The following is an example of how this might be accomplished using our previous example.

 
{"purchase_date"       : "2012-10-29T4:00Z",
 "customer_uri"        : "http://example.com/custs/42",
 "billing_address_uri" : "http://example.com/addrs/24",
 "shipping_address_uri": "http://example.com/addrs/24",
 "line_item_uris"      :
   ["http://example.com/li/84",
    "http://example.com/li/85"],
 "embedded":
   [{"uri" : "http://example.com/custs/42",
     "name": "Peter Williams",
     //...
    },
    {"uri"   : "http://example.com/addrs/24",
     "line1" : "123 Main St",
     //...
    },
    {"uri"     : "http://example.com/li/84",
     "quantity": 3,
     "product_uri" : "http://example.com/prods/12"
    },
    {"uri" : "http://example.com/prods/12",
     "name": "Blue widget",
     "desc": "..."
    },
    // and so on and so forth
   ] 
} 

The _uri and _uris properties are links. A client looks for the relationship it needs and then first looks for a representation in the embedded section with the required uri. If it finds one then a network communication has been avoided, if not it can make a request to get the needed data. This approach clearly identifies representations that are embedded as an optimization and makes it easy for clients to avoid relying on that optimization to behave correctly.

This flat embedding is the approach taken by both HAL and Collection+JSON (albeit with some slightly different nuances).
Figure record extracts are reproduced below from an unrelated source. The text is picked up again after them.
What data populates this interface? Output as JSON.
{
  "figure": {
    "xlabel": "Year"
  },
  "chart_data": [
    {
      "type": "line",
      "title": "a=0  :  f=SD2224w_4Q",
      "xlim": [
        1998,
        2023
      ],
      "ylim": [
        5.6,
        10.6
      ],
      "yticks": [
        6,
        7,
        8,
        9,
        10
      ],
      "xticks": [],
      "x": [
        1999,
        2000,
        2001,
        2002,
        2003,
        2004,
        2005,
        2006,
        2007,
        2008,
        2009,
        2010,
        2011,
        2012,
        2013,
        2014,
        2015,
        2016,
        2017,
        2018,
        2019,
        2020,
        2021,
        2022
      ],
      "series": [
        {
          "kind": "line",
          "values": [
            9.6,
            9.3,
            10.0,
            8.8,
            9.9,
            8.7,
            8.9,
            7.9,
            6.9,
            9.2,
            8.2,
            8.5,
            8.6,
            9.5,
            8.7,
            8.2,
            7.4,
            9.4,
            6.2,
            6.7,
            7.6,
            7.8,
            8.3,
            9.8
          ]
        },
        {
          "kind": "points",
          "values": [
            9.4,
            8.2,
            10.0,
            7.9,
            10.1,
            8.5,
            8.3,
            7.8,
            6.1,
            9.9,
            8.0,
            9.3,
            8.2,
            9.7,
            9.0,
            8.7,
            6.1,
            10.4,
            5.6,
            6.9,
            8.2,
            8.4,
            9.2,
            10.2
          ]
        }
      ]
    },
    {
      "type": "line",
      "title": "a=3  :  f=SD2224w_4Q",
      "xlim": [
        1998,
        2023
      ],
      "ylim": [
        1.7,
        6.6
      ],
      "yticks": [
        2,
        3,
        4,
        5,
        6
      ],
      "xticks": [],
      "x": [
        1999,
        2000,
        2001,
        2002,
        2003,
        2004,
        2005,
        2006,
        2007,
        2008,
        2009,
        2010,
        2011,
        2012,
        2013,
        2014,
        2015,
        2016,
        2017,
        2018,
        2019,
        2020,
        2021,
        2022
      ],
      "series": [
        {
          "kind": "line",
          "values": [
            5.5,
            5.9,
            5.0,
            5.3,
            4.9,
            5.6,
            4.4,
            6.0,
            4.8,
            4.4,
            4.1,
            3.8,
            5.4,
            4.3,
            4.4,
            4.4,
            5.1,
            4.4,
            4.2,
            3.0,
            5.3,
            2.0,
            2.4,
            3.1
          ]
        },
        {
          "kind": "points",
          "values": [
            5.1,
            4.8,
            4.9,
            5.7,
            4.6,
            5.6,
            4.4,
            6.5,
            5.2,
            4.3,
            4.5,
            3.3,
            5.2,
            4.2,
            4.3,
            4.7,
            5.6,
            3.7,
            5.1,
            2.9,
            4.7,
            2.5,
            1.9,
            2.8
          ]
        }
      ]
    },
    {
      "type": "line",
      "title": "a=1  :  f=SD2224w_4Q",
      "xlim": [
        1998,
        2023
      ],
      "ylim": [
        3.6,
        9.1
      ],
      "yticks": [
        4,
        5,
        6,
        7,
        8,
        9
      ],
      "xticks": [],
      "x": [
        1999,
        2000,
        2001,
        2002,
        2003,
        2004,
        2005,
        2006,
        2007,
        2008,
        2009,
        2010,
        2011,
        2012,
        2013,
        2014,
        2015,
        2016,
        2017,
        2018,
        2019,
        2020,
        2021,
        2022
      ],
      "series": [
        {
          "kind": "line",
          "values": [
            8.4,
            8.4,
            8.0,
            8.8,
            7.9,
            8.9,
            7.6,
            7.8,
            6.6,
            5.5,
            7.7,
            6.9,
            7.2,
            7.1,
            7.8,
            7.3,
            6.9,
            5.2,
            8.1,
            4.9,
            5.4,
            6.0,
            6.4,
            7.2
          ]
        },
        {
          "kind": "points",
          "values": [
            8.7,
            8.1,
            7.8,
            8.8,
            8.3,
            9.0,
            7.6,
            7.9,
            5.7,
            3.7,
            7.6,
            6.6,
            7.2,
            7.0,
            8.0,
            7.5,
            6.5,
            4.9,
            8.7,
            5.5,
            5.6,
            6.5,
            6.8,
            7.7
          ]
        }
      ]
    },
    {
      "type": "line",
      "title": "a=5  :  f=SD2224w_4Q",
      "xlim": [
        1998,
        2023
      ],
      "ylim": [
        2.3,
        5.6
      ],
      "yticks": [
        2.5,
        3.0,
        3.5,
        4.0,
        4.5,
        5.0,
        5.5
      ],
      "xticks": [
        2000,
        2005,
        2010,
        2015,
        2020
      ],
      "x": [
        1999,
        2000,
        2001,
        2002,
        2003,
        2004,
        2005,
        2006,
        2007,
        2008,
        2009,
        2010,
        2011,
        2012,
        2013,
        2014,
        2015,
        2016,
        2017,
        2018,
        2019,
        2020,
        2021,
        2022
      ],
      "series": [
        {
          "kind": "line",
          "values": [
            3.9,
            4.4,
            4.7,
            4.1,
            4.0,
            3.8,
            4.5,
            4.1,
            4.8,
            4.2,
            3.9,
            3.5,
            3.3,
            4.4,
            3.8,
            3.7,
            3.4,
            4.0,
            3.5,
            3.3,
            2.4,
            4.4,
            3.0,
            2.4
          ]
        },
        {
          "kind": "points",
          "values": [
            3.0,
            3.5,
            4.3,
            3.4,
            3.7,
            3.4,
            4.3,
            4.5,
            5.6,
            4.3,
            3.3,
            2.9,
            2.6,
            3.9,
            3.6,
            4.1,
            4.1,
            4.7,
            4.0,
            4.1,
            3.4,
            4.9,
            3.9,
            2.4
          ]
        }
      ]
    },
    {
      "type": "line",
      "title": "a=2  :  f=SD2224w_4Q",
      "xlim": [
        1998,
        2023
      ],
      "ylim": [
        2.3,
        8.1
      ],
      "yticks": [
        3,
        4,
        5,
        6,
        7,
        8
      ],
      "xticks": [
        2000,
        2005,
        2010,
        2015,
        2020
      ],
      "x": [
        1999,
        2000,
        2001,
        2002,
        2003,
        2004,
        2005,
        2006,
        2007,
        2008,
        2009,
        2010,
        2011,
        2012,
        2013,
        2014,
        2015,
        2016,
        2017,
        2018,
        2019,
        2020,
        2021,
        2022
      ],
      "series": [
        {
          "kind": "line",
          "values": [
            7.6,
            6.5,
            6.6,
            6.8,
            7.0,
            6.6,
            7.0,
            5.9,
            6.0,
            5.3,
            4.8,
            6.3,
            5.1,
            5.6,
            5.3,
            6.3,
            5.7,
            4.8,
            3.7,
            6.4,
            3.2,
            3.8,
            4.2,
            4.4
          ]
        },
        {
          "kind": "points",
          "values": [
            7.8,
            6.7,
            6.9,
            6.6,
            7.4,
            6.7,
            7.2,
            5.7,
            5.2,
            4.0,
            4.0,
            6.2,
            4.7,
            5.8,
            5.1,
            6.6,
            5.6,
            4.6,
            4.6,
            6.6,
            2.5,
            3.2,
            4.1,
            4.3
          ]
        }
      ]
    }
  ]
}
I suspect that the developers of both of those formats have experienced first hand the pains of having representations getting too big but not being able to easily reduce their size without breaking clients. If one of those formats work you use them, they have already solved a lot of these problems.

Other considerations

Avoiding hierarchical embedding also makes documenting your representations easier. With the sidecar style you can keep each representation to a bare mimimum size and only have to document one “profile” of representation for each flavor of resource you have. With this approach there is no difference between the representation of a customer when it is embedded vs when it is the root representation.